Stavo sfogliando i quotidiani e mi era piaciuta la scelta della Stampa di Torino, l’unico tra i giornali nazionali che dedicava il titolo di apertura della prima pagina all’”Offensiva di Obama sul clima”, accompagnato da un editoriale che parlava di “Vista lunga”. Ecco, pensavo dopo una capriola dal “che cosa” al “come”: ecco come i giornali di carta dovrebbero provare ad arginare il declino che ogni mattina, ahimè, le edicole certificano: esercitando la vista lunga sulle scelte tematiche da mettere in primo piano e riservando al dichiarificio politico quotidiano una sezione interna per gli amanti del genere.
Avevo anche appena letto un lungo articolo di Emanuele Severino sul Corriere, dove il filosofo osservava tra l’altro: “Da tempo la politica ha ceduto all’economia la guida della società. Nelle società capitalistiche la politica (ormai anche quella di sinistra) mira a garantire il miglior funzionamento dell’economia di mercato. Di fatto lo Stato non è più stato Stato politico, ma economico”. Ma è evidente! – dirà qualcuno - Non ci serve un filosofo che ce lo spieghi. Trascurando il fatto che se fosse così evidente (e se esiste ancora un ruolo pubblico della filosofia dovrebbe concentrarsi proprio su diagnosi, prognosi ed eziologia delle "evidenze") dovremmo – i giornalisti per primi - buttare via seduta stante gran parte del vocabolario di cui ci si serve ogni giorno per riempire giornali, siti, blog e social.
Insomma, per tornare alla domanda di Iannuzzi, stavo per inserirmi tra i commenti al suo post con un deciso “a me no, non me ne frega niente”. Ho ritratto i polpastrelli. E non tanto perché sarebbe stato un commento troppo lapidario e poco argomentato, o perché nel frattempo ne stavano arrivando di ironici e divertenti (del genere “aggiro la questione ma mi prendo un sacco di like”) con i quali dopo la “cura Severino” non avrei potuto competere. Piuttosto perché, in fondo, qualcosa “me ne frega”.

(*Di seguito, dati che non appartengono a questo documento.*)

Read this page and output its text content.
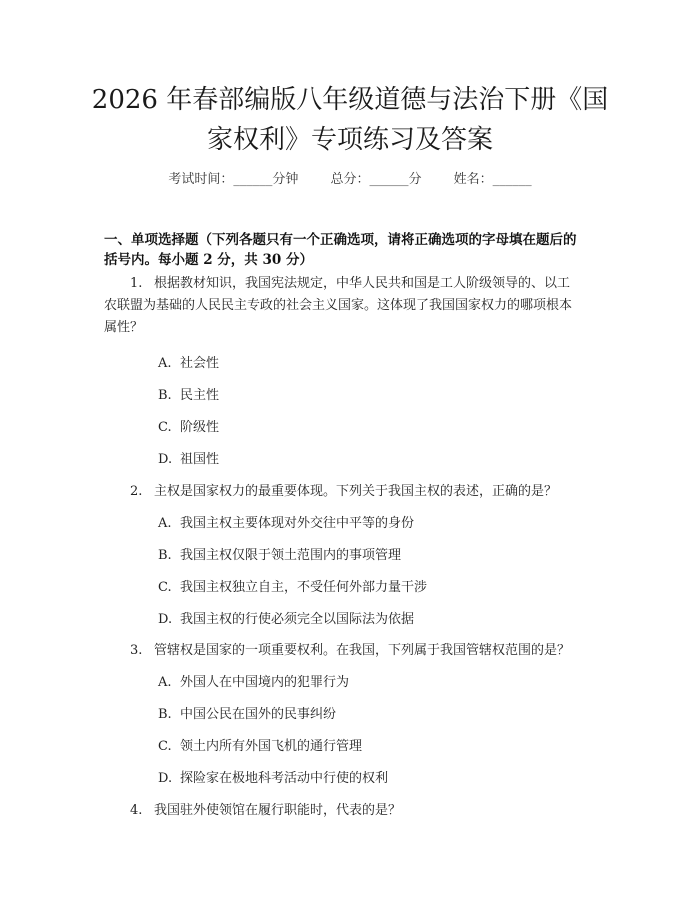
2026 年春部编版八年级道德与法治下册《国
家权利》专项练习及答案
考试时间：______分钟 总分：______分 姓名：______
一、单项选择题（下列各题只有一个正确选项，请将正确选项的字母填在题后的
括号内。每小题 2 分，共 30 分）
1. 根据教材知识，我国宪法规定，中华人民共和国是工人阶级领导的、以工
农联盟为基础的人民民主专政的社会主义国家。这体现了我国国家权力的哪项根本
属性？
A. 社会性
B. 民主性
C. 阶级性
D. 祖国性
2. 主权是国家权力的最重要体现。下列关于我国主权的表述，正确的是？
A. 我国主权主要体现对外交往中平等的身份
B. 我国主权仅限于领土范围内的事项管理
C. 我国主权独立自主，不受任何外部力量干涉
D. 我国主权的行使必须完全以国际法为依据
3. 管辖权是国家的一项重要权利。在我国，下列属于我国管辖权范围的是？
A. 外国人在中国境内的犯罪行为
B. 中国公民在国外的民事纠纷
C. 领土内所有外国飞机的通行管理
D. 探险家在极地科考活动中行使的权利
4. 我国驻外使领馆在履行职能时，代表的是？
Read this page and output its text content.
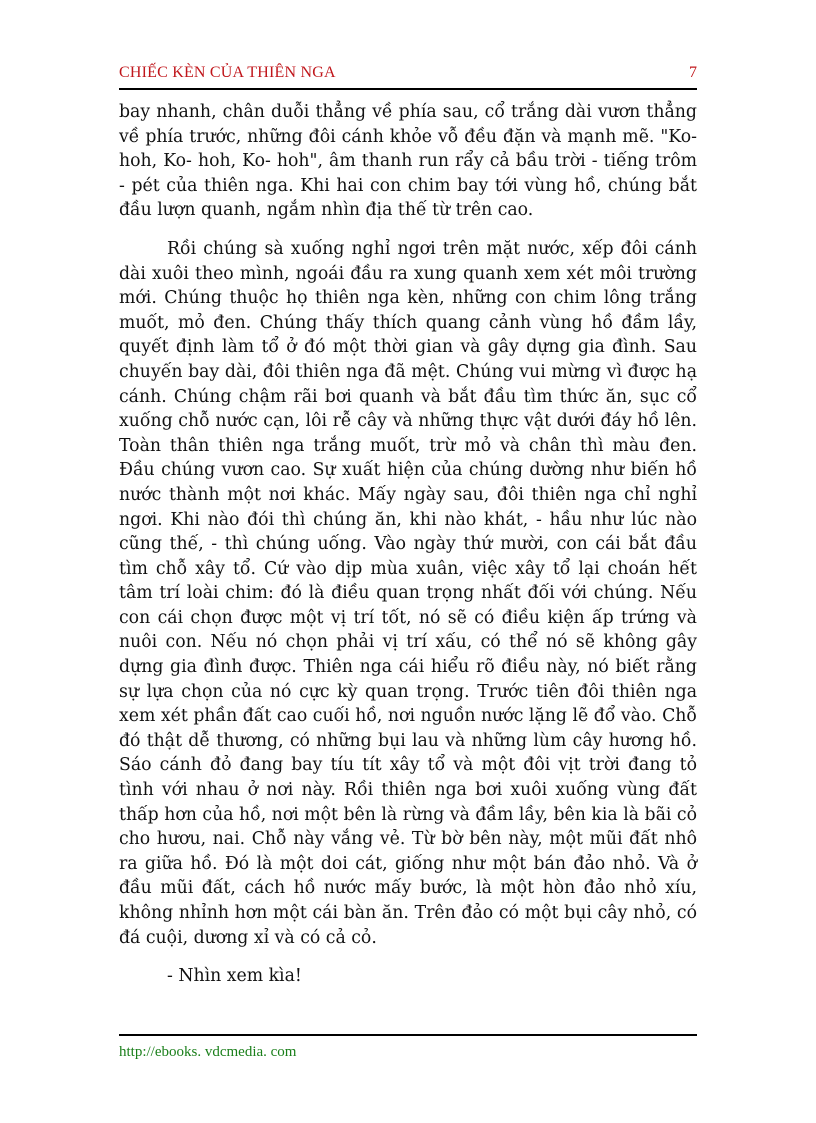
CHIẾC KÈN CỦA THIÊN NGA	7

bay nhanh, chân duỗi thẳng về phía sau, cổ trắng dài vươn thẳng về phía trước, những đôi cánh khỏe vỗ đều đặn và mạnh mẽ. "Ko- hoh, Ko- hoh, Ko- hoh", âm thanh run rẩy cả bầu trời - tiếng trôm - pét của thiên nga. Khi hai con chim bay tới vùng hồ, chúng bắt đầu lượn quanh, ngắm nhìn địa thế từ trên cao.

Rồi chúng sà xuống nghỉ ngơi trên mặt nước, xếp đôi cánh dài xuôi theo mình, ngoái đầu ra xung quanh xem xét môi trường mới. Chúng thuộc họ thiên nga kèn, những con chim lông trắng muốt, mỏ đen. Chúng thấy thích quang cảnh vùng hồ đầm lầy, quyết định làm tổ ở đó một thời gian và gây dựng gia đình. Sau chuyến bay dài, đôi thiên nga đã mệt. Chúng vui mừng vì được hạ cánh. Chúng chậm rãi bơi quanh và bắt đầu tìm thức ăn, sục cổ xuống chỗ nước cạn, lôi rễ cây và những thực vật dưới đáy hồ lên. Toàn thân thiên nga trắng muốt, trừ mỏ và chân thì màu đen. Đầu chúng vươn cao. Sự xuất hiện của chúng dường như biến hồ nước thành một nơi khác. Mấy ngày sau, đôi thiên nga chỉ nghỉ ngơi. Khi nào đói thì chúng ăn, khi nào khát, - hầu như lúc nào cũng thế, - thì chúng uống. Vào ngày thứ mười, con cái bắt đầu tìm chỗ xây tổ. Cứ vào dịp mùa xuân, việc xây tổ lại choán hết tâm trí loài chim: đó là điều quan trọng nhất đối với chúng. Nếu con cái chọn được một vị trí tốt, nó sẽ có điều kiện ấp trứng và nuôi con. Nếu nó chọn phải vị trí xấu, có thể nó sẽ không gây dựng gia đình được. Thiên nga cái hiểu rõ điều này, nó biết rằng sự lựa chọn của nó cực kỳ quan trọng. Trước tiên đôi thiên nga xem xét phần đất cao cuối hồ, nơi nguồn nước lặng lẽ đổ vào. Chỗ đó thật dễ thương, có những bụi lau và những lùm cây hương hồ. Sáo cánh đỏ đang bay tíu tít xây tổ và một đôi vịt trời đang tỏ tình với nhau ở nơi này. Rồi thiên nga bơi xuôi xuống vùng đất thấp hơn của hồ, nơi một bên là rừng và đầm lầy, bên kia là bãi cỏ cho hươu, nai. Chỗ này vắng vẻ. Từ bờ bên này, một mũi đất nhô ra giữa hồ. Đó là một doi cát, giống như một bán đảo nhỏ. Và ở đầu mũi đất, cách hồ nước mấy bước, là một hòn đảo nhỏ xíu, không nhỉnh hơn một cái bàn ăn. Trên đảo có một bụi cây nhỏ, có đá cuội, dương xỉ và có cả cỏ.

- Nhìn xem kìa!

http://ebooks. vdcmedia. com
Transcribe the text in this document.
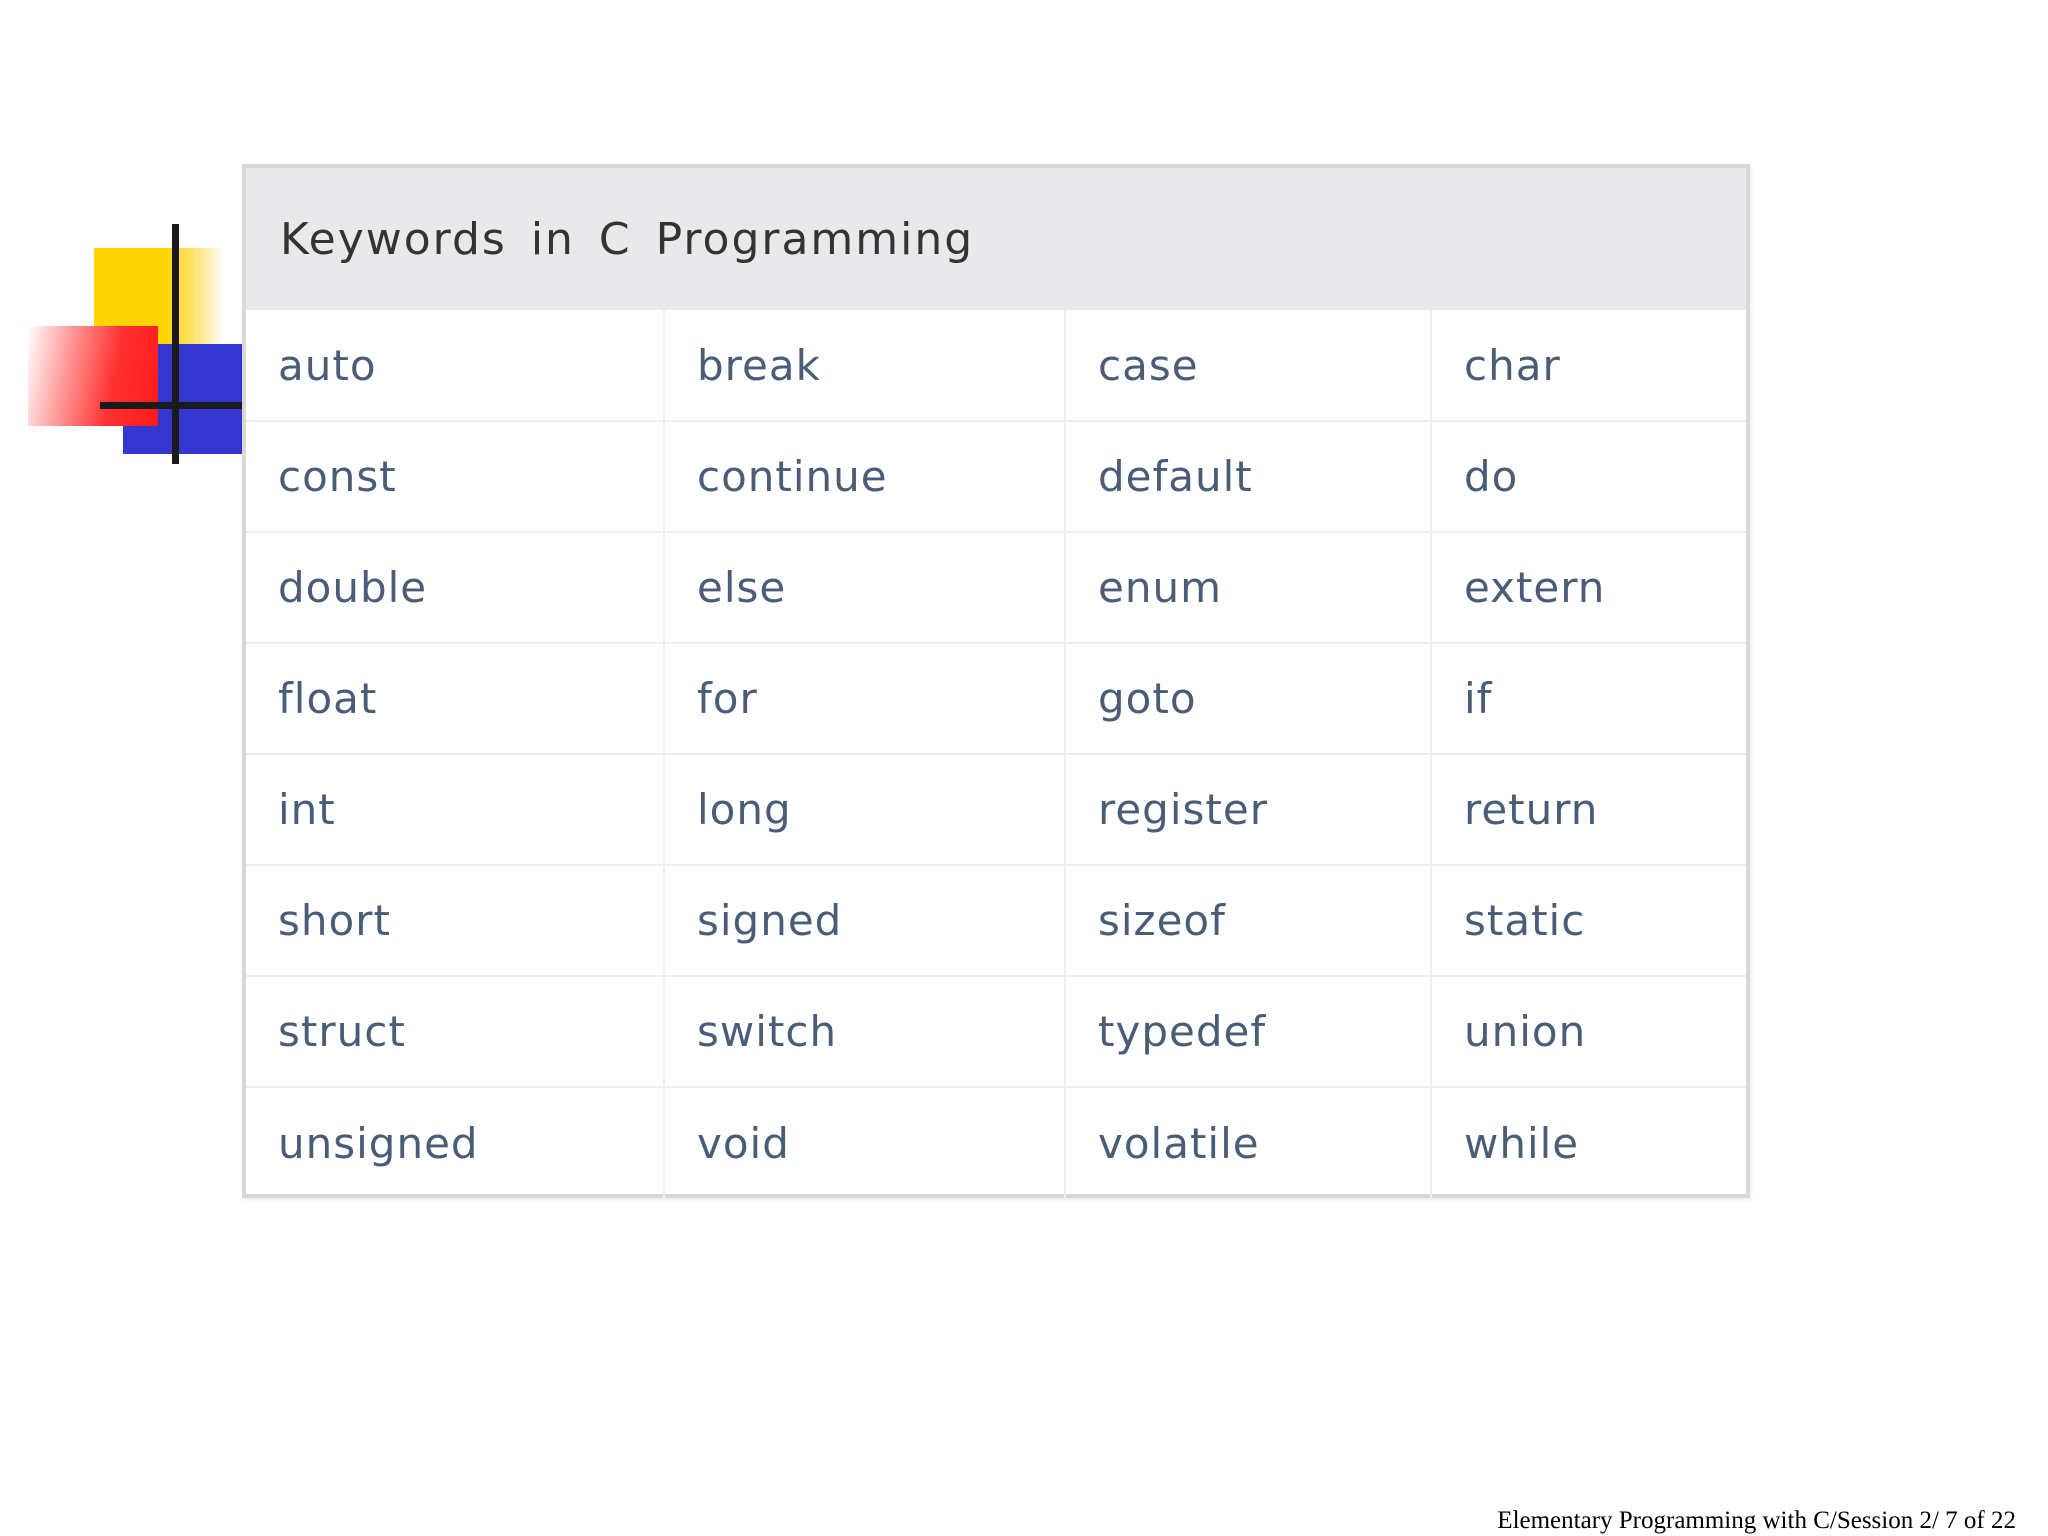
Keywords in C Programming
auto	break	case	char
const	continue	default	do
double	else	enum	extern
float	for	goto	if
int	long	register	return
short	signed	sizeof	static
struct	switch	typedef	union
unsigned	void	volatile	while
Elementary Programming with C/Session 2/ 7 of 22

E mi interessa perché, contrariamente a molti scontri interni ai partiti che non sono altro che rese dei conti personali, mi sembra di intravedere nel “caos Pd” una messa in scena efficace di quella transizione tra un prima e un dopo, dove il “dopo” (su post-democrazia, post-politica… esiste ormai una vasta saggistica, oltre a interventi giornalistici acuti come quello di Ilvo Diamanti del 3 agosto 2015 su Repubblica), non deve far altro che aspettare sulla riva i resti della politica; vale a dire di linguaggi, prassi, riti, “sentimenti”, che sembrano inesorabilmente destinati alla sconfitta e all’oblio. Salvo che dal sogno “post” non ci si risvegli bruscamente: “Di fatto lo Stato non è più Stato politico”, dice Severino. Più o per ora?